Furthermore, the current tax rules for individuals who earn most of their income from employment and/or investment sources that are subject to tax at source are complex to understand and administer.[6] For example, based on the information it holds, Inland Revenue will issue personal tax summaries to some people at year-end. If a personal tax summary is not issued, individuals need to determine whether they need to request a personal tax summary. If they do not need to, they may still do so in order to receive any tax refund they are entitled to.

This better and timelier information allows the Government to re-think whether the current rules for the administration of income tax for individuals can be improved to simplify the rules and reduce compliance and administration costs. This can be achieved by re-thinking how Inland Revenue can:

  • deliver better in-year services to assist individuals in ensuring they are using the correct tax code, or a tax code (such as a special tax code) that will meet the needs of their circumstances; and
  • simplify the end-of-year obligations by reducing the complexity of the current rules for people who only earn employment income and/or investment income that is subject to withholding at source.
 

1 Certain types of income are treated as schedular income and taxed in their own right.
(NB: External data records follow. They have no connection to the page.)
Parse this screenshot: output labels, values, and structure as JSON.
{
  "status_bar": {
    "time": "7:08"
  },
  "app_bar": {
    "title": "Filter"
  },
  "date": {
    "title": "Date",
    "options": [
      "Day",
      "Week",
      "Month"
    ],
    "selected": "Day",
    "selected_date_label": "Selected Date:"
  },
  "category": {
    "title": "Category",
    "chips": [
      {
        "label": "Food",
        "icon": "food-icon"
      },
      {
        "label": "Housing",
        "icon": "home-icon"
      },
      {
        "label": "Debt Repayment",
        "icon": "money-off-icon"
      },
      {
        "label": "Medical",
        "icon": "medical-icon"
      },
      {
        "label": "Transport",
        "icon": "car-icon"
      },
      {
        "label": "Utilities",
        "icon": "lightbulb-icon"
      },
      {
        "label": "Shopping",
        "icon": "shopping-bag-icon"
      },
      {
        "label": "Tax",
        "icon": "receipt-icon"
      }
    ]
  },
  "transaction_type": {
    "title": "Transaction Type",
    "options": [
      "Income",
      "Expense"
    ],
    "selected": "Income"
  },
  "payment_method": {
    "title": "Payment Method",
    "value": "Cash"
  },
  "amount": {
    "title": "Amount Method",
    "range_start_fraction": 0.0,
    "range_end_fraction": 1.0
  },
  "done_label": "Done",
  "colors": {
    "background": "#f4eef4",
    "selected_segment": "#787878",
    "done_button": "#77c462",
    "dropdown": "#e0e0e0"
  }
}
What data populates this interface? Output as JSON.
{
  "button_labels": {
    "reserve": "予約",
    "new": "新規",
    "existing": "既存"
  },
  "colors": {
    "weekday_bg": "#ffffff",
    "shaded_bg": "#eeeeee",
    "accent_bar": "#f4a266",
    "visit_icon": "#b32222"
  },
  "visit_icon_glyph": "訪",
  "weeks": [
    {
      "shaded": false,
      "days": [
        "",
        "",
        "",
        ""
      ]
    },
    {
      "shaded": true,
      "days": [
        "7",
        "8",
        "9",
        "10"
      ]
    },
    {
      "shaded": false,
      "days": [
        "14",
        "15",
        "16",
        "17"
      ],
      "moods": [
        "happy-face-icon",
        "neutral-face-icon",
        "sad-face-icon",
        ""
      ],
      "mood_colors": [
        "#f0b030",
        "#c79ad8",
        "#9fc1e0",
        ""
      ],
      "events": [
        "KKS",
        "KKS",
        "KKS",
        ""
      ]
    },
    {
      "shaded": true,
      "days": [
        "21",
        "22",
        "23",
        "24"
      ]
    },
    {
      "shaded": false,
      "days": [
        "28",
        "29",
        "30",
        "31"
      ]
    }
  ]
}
These are not included in a person’s total taxable income, such as certain kinds of non-resident passive income.

2 Taxation (Business Tax, Exchange of Information, and Remedial Matters) Act 2017

3 Released for public consultation on 8 December 2016.

4 See Appendix 5 page 61 to 63 and in particular paragraphs 5.15 to 5.20 of the Green Paper.

5 See Making Tax Simpler - Green Paper & Better Digital Services: Summary of Feedback and in particular, pages 22 to 24.

6 Section 33AA of the Tax Administration Act allows a person to earn up to $200 of income that is not subject to withholding tax and still not be required to request a personal tax summary.